Jordan has frequently offered up new ideas, and was selected as a member of a Continuous Improvement team tasked with improving the performance of an automation cell at one of the Polypipe sites. Not only did Jordan play a vital part in the design of the cell,making innovative proposals on many aspects, but he himself designed a key component; he then worked tirelessly, following the project right through to commissioning and completion on time.
The experience gained whilst working on this project, alongside his progress in toolmaking skills, has now enabled Jordan to work unsupervised with minimal mentoring.
Charles Thomas: runner-up in the Polymer Apprentice of the Year Award 2019 and recipient of the BPF/Horners’ Polymer Apprentice Certificate.
Charlie is a third year toolmaker apprentice at St Davids Assemblies in St Davids Pembrokeshire. He has completed a BTEC Extended Diploma in Engineering with triple distinctions, is now completing an NVQ Level 3 Competence Extended Diploma in Toolmaking, and is studying for a University HNC in Mechanical Engineering, achieving distinctions in all units so far.
He has progressed rapidly in practical toolmaking, seeking out all opportunities to expand his knowledge and learn new skills. He produces accurate and precise engineering drawings and is trusted to carry out highly complex machining activities with no or minimal supervision. At his own request, he has been trained in 2D and 3D modelling, work in which he now excels.
Charlie now works directly and independently with clients in designing and re-designing their products. He has shown leadership ability, regularly having taken charge of the toolroom, dealing directly with issues from production managers.
He consistently looks for ways to improve not only his own designs but also to challenge and improve existing processes. He has earned the respect of experienced toolmakers despite being “the apprentice”.View Previous Winners
The Horners Jewellery and Fashion Accessory Award
(previously known as the Jewellery Award)
This award, given by the Horners in conjunction with the Sir John Cass School of Art, Architecture and Design (London Metropolitan University), is founded on charitable and citizen based motivation to raise social awareness and support charitable activities. This annual award is for the most effective use of plastics and/or horn in a range of durable, wearable jewellery.
Students are invited to submit for subsequent charitable auction, wearable jewellery (using plastics and/or horn) which appeals to the charitable supporters of the Livery.
Students are encouraged to design with an environmental mindset in relation to the choice of materials, recyclable materials and waste. Stock jewellery findings (e.g. broche pins) may be used if integral to the design.

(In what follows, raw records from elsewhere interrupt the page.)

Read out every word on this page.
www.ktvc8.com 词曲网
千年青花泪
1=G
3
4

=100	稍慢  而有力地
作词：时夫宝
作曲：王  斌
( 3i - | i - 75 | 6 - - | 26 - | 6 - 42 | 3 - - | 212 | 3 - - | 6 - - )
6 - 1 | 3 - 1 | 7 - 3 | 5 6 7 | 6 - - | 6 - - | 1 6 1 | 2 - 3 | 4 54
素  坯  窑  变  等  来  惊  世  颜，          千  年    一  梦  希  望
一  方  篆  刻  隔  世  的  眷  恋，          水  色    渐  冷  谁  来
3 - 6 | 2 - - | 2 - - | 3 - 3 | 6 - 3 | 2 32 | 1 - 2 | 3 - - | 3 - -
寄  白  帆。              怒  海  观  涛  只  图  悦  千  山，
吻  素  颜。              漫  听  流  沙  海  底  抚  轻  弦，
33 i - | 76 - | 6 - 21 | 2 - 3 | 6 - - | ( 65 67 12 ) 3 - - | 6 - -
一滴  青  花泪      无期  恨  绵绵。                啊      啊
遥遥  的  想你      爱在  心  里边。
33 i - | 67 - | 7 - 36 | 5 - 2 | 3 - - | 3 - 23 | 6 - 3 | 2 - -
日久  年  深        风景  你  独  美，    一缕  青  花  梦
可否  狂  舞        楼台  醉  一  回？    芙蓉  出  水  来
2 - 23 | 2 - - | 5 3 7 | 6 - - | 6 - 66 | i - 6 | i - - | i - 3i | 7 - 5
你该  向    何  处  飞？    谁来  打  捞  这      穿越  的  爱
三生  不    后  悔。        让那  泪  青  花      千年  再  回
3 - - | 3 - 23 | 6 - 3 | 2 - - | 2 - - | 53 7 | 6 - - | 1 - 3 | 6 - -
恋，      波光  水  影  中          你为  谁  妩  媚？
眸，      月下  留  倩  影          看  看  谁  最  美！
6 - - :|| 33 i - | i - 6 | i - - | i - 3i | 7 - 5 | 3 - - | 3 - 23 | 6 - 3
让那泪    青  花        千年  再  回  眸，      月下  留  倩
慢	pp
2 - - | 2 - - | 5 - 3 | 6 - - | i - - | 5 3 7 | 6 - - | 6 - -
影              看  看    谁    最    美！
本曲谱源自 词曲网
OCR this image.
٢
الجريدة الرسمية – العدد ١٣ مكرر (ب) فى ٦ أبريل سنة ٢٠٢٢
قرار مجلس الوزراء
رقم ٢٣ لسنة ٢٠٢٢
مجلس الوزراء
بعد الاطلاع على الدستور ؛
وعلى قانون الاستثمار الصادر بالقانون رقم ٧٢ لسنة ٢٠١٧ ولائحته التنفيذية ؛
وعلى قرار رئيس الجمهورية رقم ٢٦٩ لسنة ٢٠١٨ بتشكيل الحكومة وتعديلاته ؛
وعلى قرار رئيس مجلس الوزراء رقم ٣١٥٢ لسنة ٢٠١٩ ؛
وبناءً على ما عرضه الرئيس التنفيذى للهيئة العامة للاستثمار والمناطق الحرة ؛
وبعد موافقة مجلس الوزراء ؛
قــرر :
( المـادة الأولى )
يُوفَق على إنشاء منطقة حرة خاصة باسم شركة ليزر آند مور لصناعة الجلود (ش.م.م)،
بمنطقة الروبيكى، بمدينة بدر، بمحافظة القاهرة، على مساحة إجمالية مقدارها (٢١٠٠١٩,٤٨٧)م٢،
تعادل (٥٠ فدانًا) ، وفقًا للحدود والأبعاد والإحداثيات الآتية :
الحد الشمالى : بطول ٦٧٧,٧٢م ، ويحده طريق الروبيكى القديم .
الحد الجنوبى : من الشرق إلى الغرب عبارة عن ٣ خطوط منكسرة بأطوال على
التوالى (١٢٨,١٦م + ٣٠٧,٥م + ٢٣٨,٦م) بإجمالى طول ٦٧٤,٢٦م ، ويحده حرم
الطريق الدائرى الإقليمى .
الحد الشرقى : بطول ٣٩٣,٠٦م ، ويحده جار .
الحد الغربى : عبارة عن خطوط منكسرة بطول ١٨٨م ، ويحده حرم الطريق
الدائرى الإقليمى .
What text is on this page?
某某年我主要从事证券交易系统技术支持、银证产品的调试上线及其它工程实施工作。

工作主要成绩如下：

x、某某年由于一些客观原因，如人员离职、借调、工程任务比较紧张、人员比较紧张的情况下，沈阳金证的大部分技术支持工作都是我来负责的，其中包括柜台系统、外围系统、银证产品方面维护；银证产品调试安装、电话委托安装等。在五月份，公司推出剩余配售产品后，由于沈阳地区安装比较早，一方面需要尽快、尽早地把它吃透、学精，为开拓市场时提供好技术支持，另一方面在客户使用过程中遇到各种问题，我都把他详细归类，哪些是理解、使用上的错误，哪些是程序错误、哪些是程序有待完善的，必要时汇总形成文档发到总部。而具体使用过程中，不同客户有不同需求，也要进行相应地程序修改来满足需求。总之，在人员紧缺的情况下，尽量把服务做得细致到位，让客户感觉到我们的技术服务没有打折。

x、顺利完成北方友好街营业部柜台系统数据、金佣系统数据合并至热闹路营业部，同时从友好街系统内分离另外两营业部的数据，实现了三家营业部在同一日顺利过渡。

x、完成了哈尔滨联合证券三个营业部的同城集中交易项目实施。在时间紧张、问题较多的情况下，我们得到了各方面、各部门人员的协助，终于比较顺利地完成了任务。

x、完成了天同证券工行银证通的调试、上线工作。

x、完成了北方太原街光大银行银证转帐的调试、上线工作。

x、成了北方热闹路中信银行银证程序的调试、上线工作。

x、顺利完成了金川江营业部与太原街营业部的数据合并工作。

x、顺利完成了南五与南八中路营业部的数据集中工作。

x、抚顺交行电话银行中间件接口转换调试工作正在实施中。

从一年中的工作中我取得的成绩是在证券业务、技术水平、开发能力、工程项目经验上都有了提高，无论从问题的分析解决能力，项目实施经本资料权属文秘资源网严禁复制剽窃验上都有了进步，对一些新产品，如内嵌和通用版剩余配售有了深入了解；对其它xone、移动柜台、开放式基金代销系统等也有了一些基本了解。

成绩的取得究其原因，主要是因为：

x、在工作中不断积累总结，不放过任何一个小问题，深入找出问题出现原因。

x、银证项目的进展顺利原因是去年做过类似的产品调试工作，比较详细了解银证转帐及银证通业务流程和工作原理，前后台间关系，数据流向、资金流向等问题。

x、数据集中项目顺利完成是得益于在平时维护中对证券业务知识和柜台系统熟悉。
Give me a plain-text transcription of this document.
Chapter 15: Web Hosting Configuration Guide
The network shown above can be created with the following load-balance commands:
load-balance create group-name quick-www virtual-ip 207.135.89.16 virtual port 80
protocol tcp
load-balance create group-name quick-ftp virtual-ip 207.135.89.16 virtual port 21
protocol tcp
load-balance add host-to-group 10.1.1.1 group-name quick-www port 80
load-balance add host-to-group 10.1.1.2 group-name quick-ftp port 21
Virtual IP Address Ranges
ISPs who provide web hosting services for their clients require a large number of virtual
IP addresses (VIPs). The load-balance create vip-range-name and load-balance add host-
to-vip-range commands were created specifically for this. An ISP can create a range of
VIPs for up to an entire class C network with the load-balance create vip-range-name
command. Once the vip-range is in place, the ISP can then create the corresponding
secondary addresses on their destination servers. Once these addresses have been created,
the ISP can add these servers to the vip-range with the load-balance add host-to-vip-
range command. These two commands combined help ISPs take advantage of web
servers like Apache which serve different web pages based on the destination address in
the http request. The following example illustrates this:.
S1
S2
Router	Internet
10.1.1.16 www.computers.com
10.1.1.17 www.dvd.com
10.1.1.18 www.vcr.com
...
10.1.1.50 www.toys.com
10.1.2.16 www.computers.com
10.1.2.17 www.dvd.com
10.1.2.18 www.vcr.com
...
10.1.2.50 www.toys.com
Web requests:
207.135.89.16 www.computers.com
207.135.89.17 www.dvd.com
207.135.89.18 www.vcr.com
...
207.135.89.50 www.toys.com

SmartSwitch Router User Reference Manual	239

Consideration is given to a practical and visually effective method of displaying the jewellery for auction/sale/delivery at the Master’s Charity Evening. Submission for judging should include one A2 Concept Board and the finalised artefact.
The judges look for:
- Imaginative design and material use
- Wearability and durability
- Suitability in relation to target audience
- Concept, display and presentation
The Horners Jewellery and Fashion Accessory Award
This year’s winner of the Jewellery Award is Julia Charters, with a piece entitled ‘Box of Frogs’. The small box (about 6cm high) is made from horn and silver. Congratulations to Julia.
In the past the winning item has been auctioned off for charity. This was the case again this year and was sold by auction after the Carol Service Dinner on 19th December 2019 and raised £700 for the Master’s Charity.